Saturday, January 22, 2011

Prompt Entry #1: Growing Up in the City of Trees

I was born in Sacramento, California. I grew up in Citrus Heights, a suburb in Sacramento County. When I think of the landscape that nurtured me, I think of my Grandma's house, my mom's backyard, and Folsom Lake. Behind my Grandma's house, a creek gurgled over rocks, and my cousins and I spent hours searching for rabbits, frogs, and ducks. The memories bring back feelings of simplicity and unity. 

My mom would drag a lawn chair into the middle of our backyard and sunbathe while my brother and I gathered the fruit under the fig tree and mashed them together to make "fig soup." My cousins and neighbors came over to play "Sweeper." My dad would roll around on the grass while we ran from our designated checkpoints- a lawn chair, a loose board in the fence, the trunk of a large Oak. While we were in between checkpoints, my dad would try and "sweep" our feet from beneath us, and we would tumble in the grass. Folsom Lake's northwest side neared my mom's house, and we would visit with towels, sunscreen, and picnic baskets. When my family was whole, everybody seemed to enjoy one another's company outdoors. After my parents' divorce, life seemed to increasingly move inside. 

My brother, family friend, and I eating fresh plums
My parents were both raised in Sacramento. My whole family (except for a few distant relatives) remains there. In California's capital city, the suburbs are surrounded by trees. In fact, Sacramento is known as the "City of Trees." The American River and Sacramento River meet and offer swimming spots, wildlife areas, and hiking trails. I took several school trips to Sutter's Fort, where I learned about the Gold Rush. In childhood, Sacramento carried prosperity and familial unity in a city that still clung to its trees and rivers. 
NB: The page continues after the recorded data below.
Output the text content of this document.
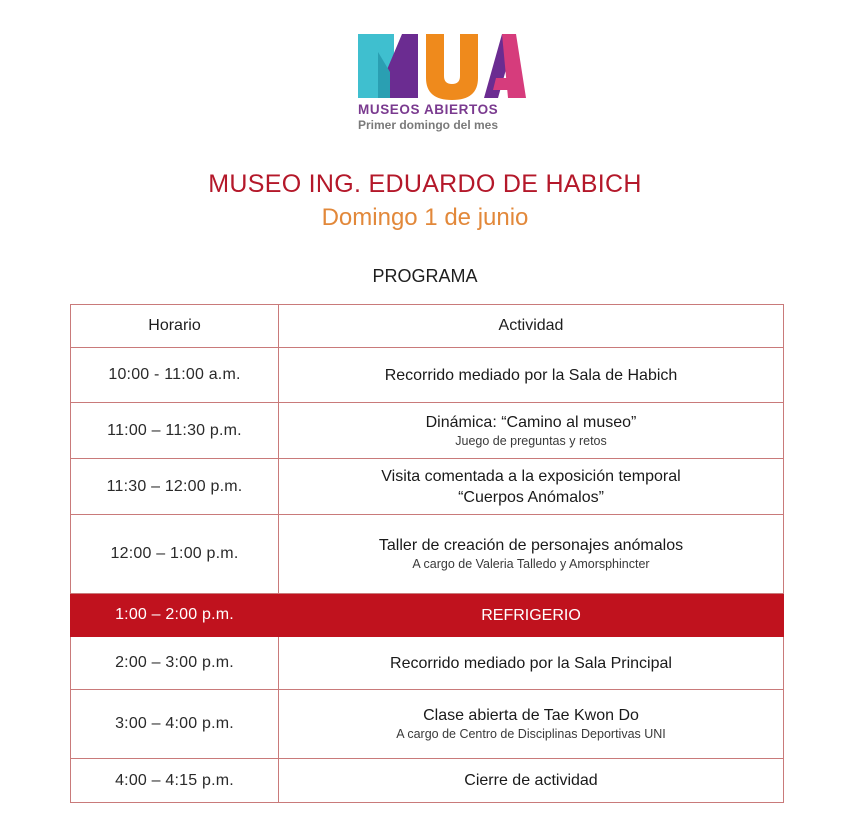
MUSEOS ABIERTOS
Primer domingo del mes
MUSEO ING. EDUARDO DE HABICH
Domingo 1 de junio
PROGRAMA
Horario	Actividad
10:00 - 11:00 a.m.	Recorrido mediado por la Sala de Habich

11:00 – 11:30 p.m.	Dinámica: “Camino al museo”
Juego de preguntas y retos

11:30 – 12:00 p.m.	Visita comentada a la exposición temporal
“Cuerpos Anómalos”

12:00 – 1:00 p.m.	Taller de creación de personajes anómalos
A cargo de Valeria Talledo y Amorsphincter

1:00 – 2:00 p.m.	REFRIGERIO

2:00 – 3:00 p.m.	Recorrido mediado por la Sala Principal

3:00 – 4:00 p.m.	Clase abierta de Tae Kwon Do
A cargo de Centro de Disciplinas Deportivas UNI

4:00 – 4:15 p.m.	Cierre de actividad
As time passed, the housing developments started to sprout in any open land. The huge houses all matched one another; they fit as many as they could in a designated space. One person could easily climb from their window to their neighbor's. The yards shrunk until they could barely hold a small garden. As my family fractured, I felt the city start to fracture its identity. The city started to join a uniformity that lacked individuality. I still try to visit the nature spots I spent time in as a child when I'm in Sacramento. The areas where my parents, aunts, uncles, and grandparents live bring back a taste of that unity and simplicity I felt as I child. The houses in their neighborhoods have flavor; each house is unique and holds thousands of memories in their imperfections. When I'm in those spots, I remember what it felt like as a kidat home in a place that cherished family prosperity while hanging on to its trees and roots. The outdoors gave me a wholeness, a sense of peace, when I spent my youth among the creeks, lakes, and trees. Even though Sacramento has broken from the unity I felt as a kid, the nature there and everywhere still holds it, and every time I'm surrounded by nature's beauty, I feel the peace and freedom wrap around me once again. 



1 comments:

Melanie Dylan Fox said...

As my family fractured, I felt the city start to fracture its identity.
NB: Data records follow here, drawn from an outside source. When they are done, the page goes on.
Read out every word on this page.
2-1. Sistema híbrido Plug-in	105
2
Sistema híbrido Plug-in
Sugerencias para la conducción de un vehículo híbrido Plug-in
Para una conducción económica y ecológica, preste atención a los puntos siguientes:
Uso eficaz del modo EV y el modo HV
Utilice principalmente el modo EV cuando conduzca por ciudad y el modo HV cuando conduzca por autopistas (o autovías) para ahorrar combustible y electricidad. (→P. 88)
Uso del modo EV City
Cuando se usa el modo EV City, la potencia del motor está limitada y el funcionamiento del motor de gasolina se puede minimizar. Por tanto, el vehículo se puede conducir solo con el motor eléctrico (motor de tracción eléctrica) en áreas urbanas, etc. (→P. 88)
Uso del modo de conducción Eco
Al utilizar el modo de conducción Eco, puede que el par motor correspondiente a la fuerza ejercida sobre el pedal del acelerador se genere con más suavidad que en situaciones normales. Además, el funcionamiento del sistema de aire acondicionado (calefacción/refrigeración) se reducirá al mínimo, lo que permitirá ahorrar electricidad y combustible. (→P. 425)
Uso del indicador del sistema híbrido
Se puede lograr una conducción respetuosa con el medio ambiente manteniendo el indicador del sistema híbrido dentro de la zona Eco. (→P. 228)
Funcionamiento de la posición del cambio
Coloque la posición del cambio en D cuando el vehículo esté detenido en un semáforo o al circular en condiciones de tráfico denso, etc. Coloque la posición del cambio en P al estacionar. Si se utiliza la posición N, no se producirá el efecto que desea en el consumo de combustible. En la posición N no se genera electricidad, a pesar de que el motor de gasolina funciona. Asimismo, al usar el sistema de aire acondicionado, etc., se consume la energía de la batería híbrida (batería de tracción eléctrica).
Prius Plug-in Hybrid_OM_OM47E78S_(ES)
This is such a sad, but compelling metaphor. I'm glad that you are able to retain some of your earlier happiness in what could have become only a place of loss.

For as long as I lived in CA, I never visited Sacramento. I saw something about a year ago on PBS about it though, about how Sac has a huge and growing problem with its skunk populations, primarily due to the expansion you've described.